For all the money that rolled into the company and Halpern’s scandalous £1M per year salary (it really was seen as scandalous!) our working environment was pretty poor. An open plan office (Top Shop were a floor below, Principles and Evans a floor above), it still bore the stamp of the Peter Robinson department store it once was. Lifts were inadequate, an icy blast roared in from the staircases at the back of the building (I wasn’t alone in often working in fingerless gloves) and the ceiling once collapsed above me. I took to wearing my cycling helmet (a gigantic 80s affair) for that morning, half in protest and half in jest. Hell, we all thought ourselves immortal in our 20s!
Air Studios occupied the top floor and sometimes teenyboppers would congregate outside on the rumour that Bros were warbling into microphones up there. One heard whispers that George Michael (known and liked by all the North London Greek dress suppliers) was in the house or maybe Eric Clapton, but the most famous singer I saw was Leo Sayer – at least I think so, but those long lunches addled the memory.
Such is the arrogance of youth that, by mid-1990, I was left cold by the tyranny of the weekly sales figures, finding it hard to get as excited with a win over Top Shop as once I did.
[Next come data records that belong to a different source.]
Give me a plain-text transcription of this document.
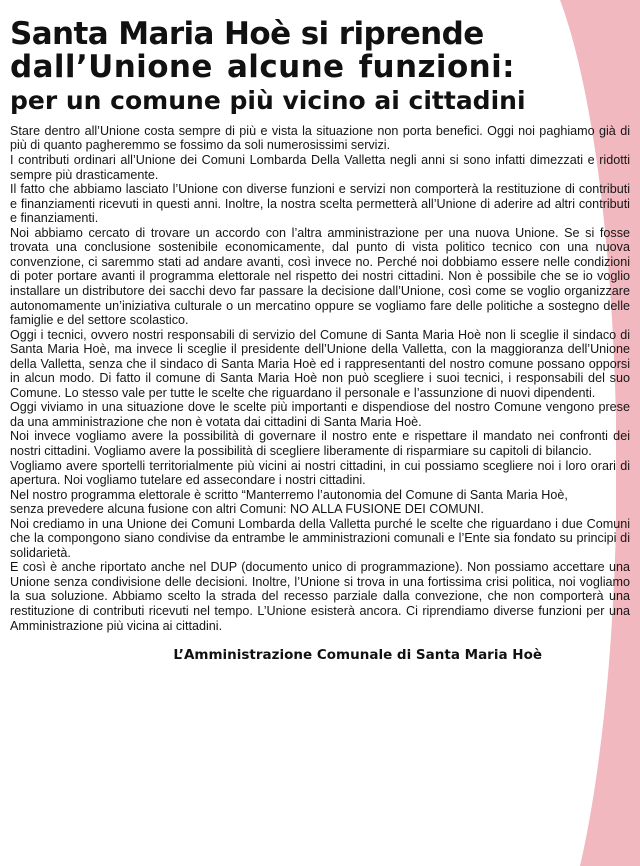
Santa Maria Hoè si riprende
dall’Unione alcune funzioni:
per un comune più vicino ai cittadini

Stare dentro all’Unione costa sempre di più e vista la situazione non porta benefici. Oggi noi paghiamo già di più di quanto pagheremmo se fossimo da soli numerosissimi servizi.

I contributi ordinari all’Unione dei Comuni Lombarda Della Valletta negli anni si sono infatti dimezzati e ridotti sempre più drasticamente.

Il fatto che abbiamo lasciato l’Unione con diverse funzioni e servizi non comporterà la restituzione di contributi e finanziamenti ricevuti in questi anni. Inoltre, la nostra scelta permetterà all’Unione di aderire ad altri contributi e finanziamenti.

Noi abbiamo cercato di trovare un accordo con l’altra amministrazione per una nuova Unione. Se si fosse trovata una conclusione sostenibile economicamente, dal punto di vista politico tecnico con una nuova convenzione, ci saremmo stati ad andare avanti, così invece no. Perché noi dobbiamo essere nelle condizioni di poter portare avanti il programma elettorale nel rispetto dei nostri cittadini. Non è possibile che se io voglio installare un distributore dei sacchi devo far passare la decisione dall’Unione, così come se voglio organizzare autonomamente un’iniziativa culturale o un mercatino oppure se vogliamo fare delle politiche a sostegno delle famiglie e del settore scolastico.

Oggi i tecnici, ovvero nostri responsabili di servizio del Comune di Santa Maria Hoè non li sceglie il sindaco di Santa Maria Hoè, ma invece li sceglie il presidente dell’Unione della Valletta, con la maggioranza dell’Unione della Valletta, senza che il sindaco di Santa Maria Hoè ed i rappresentanti del nostro comune possano opporsi in alcun modo. Di fatto il comune di Santa Maria Hoè non può scegliere i suoi tecnici, i responsabili del suo Comune. Lo stesso vale per tutte le scelte che riguardano il personale e l’assunzione di nuovi dipendenti.

Oggi viviamo in una situazione dove le scelte più importanti e dispendiose del nostro Comune vengono prese da una amministrazione che non è votata dai cittadini di Santa Maria Hoè.

Noi invece vogliamo avere la possibilità di governare il nostro ente e rispettare il mandato nei confronti dei nostri cittadini. Vogliamo avere la possibilità di scegliere liberamente di risparmiare su capitoli di bilancio.

Vogliamo avere sportelli territorialmente più vicini ai nostri cittadini, in cui possiamo scegliere noi i loro orari di apertura. Noi vogliamo tutelare ed assecondare i nostri cittadini.

Nel nostro programma elettorale è scritto “Manterremo l’autonomia del Comune di Santa Maria Hoè,

senza prevedere alcuna fusione con altri Comuni: NO ALLA FUSIONE DEI COMUNI.

Noi crediamo in una Unione dei Comuni Lombarda della Valletta purché le scelte che riguardano i due Comuni che la compongono siano condivise da entrambe le amministrazioni comunali e l’Ente sia fondato su principi di solidarietà.

E così è anche riportato anche nel DUP (documento unico di programmazione). Non possiamo accettare una Unione senza condivisione delle decisioni. Inoltre, l’Unione si trova in una fortissima crisi politica, noi vogliamo la sua soluzione. Abbiamo scelto la strada del recesso parziale dalla convezione, che non comporterà una restituzione di contributi ricevuti nel tempo. L’Unione esisterà ancora. Ci riprendiamo diverse funzioni per una Amministrazione più vicina ai cittadini.

L’Amministrazione Comunale di Santa Maria Hoè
I knew that I was good at interviewing applicants and at instilling the belief that was often the only thing between talented and hard-working young women and the step up into management. And I knew that the 90s would be a much tougher decade for retail than the 80s. I jumped ship and went off to teach what I had learned.
Thirty-odd years on, that decision looks hasty, but it wasn’t really. I never got bored with the work, never bitter about my lack of promotion, never complacent about fashion nor retail. Teaching merchandising through the 90s, I was always able to communicate that delight without ever having to mask the cynicism that young people are almost programmed to sense. The cavalcade of interesting people at Dorothy Perkins made me a good teacher and a better person in so many ways – and I’m grateful.
So, while the name will soon fade into a footnote in the long tale of the British High Street’s strangulation at the hands of avaricious landlords, uninterested governments and tax regimes that favour robots over humans, dear old Dottie P’s stays within me, shaping more of my life than ever I would have guessed that sunny Friday afternoon in July 1986. Lucky boy indeed.